In this seminar, I will use two selected projects to illustrate how we combine MD simulations, tethered lipid bilayer membranes (tBLM/EIS) in conjunction with electrical impedance spectroscopy (EIS) and other biophysical chemistry experiments to characterise the structure, ion and lipid selectivity of oligomeric pores and other membrane-altering peptides.

The first project focuses on GALA, a pH-responsive, pore-forming peptide designed to facilitate endosomal drug release. We demonstrate that tBLM/EIS experiments can provide both ion selectivity and estimates on pore size. This information can be used to validate pores with different oligomeric sizes predicted from MD simulations1. For the second project, I present data from a project aimed at elucidating the synergy mechanism between the antifungal drug amphotericin B and Lactofungin, a peptide derived from Lactoferrin2 . Our recent shows that the synergy between Lactofungin and AMB is lipid-dependent and ergosterol-specific without the peptide directly interacting with the membrane.

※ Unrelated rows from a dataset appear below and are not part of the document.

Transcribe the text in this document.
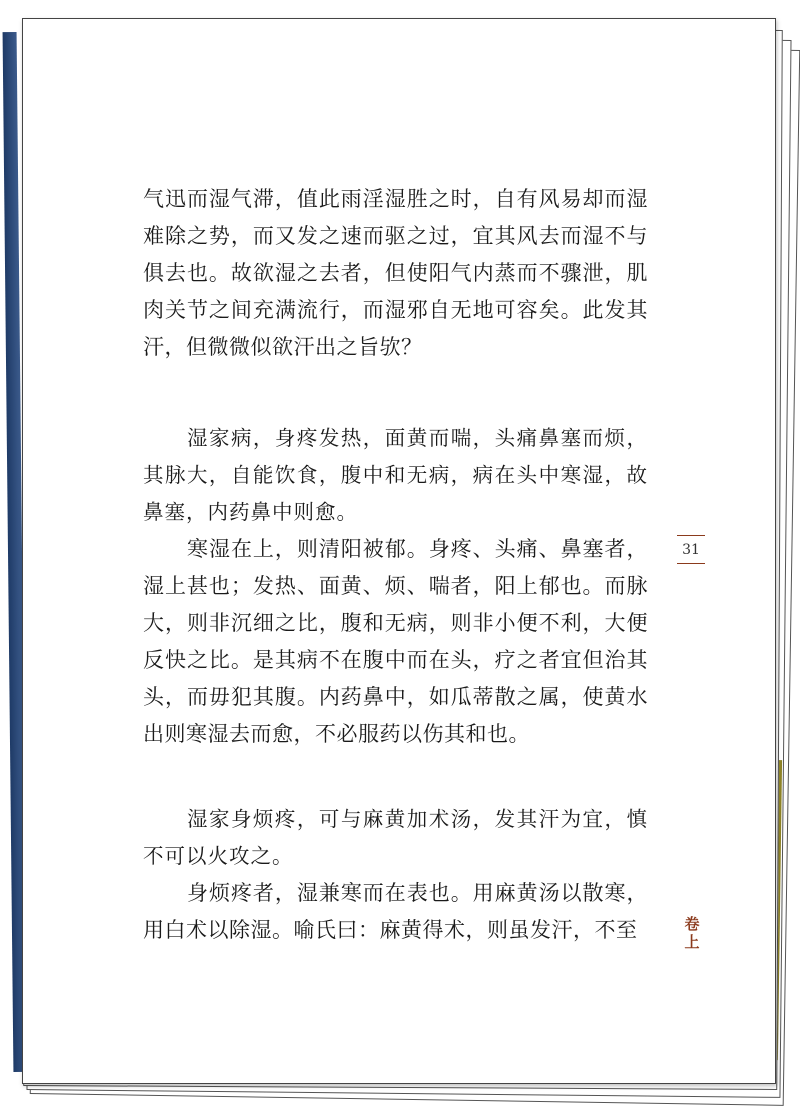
气迅而湿气滞，值此雨淫湿胜之时，自有风易却而湿难除之势，而又发之速而驱之过，宜其风去而湿不与俱去也。故欲湿之去者，但使阳气内蒸而不骤泄，肌肉关节之间充满流行，而湿邪自无地可容矣。此发其汗，但微微似欲汗出之旨欤？

湿家病，身疼发热，面黄而喘，头痛鼻塞而烦，其脉大，自能饮食，腹中和无病，病在头中寒湿，故鼻塞，内药鼻中则愈。

寒湿在上，则清阳被郁。身疼、头痛、鼻塞者，湿上甚也；发热、面黄、烦、喘者，阳上郁也。而脉大，则非沉细之比，腹和无病，则非小便不利，大便反快之比。是其病不在腹中而在头，疗之者宜但治其头，而毋犯其腹。内药鼻中，如瓜蒂散之属，使黄水出则寒湿去而愈，不必服药以伤其和也。

湿家身烦疼，可与麻黄加术汤，发其汗为宜，慎不可以火攻之。

身烦疼者，湿兼寒而在表也。用麻黄汤以散寒，用白术以除湿。喻氏曰：麻黄得术，则虽发汗，不至

31
卷上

1. Deplazes, E.; Hartmann, L. M.; Cranfield, C. G.; Garcia, A., Structural Characterization of a Cation-Selective, Self-Assembled Peptide Pore in Planar Phospholipid Bilayers. The Journal of Physical Chemistry Letters 2020, 11 (19), 8152-8156.
2. Fernandes, K. E.; Payne, R. J.; Carter, D. A., Lactoferrin-Derived Peptide Lactofungin Is Potently Synergistic with Amphotericin B. Antimicrobial Agents and Chemotherapy 2020, 64 (10), e00842-20.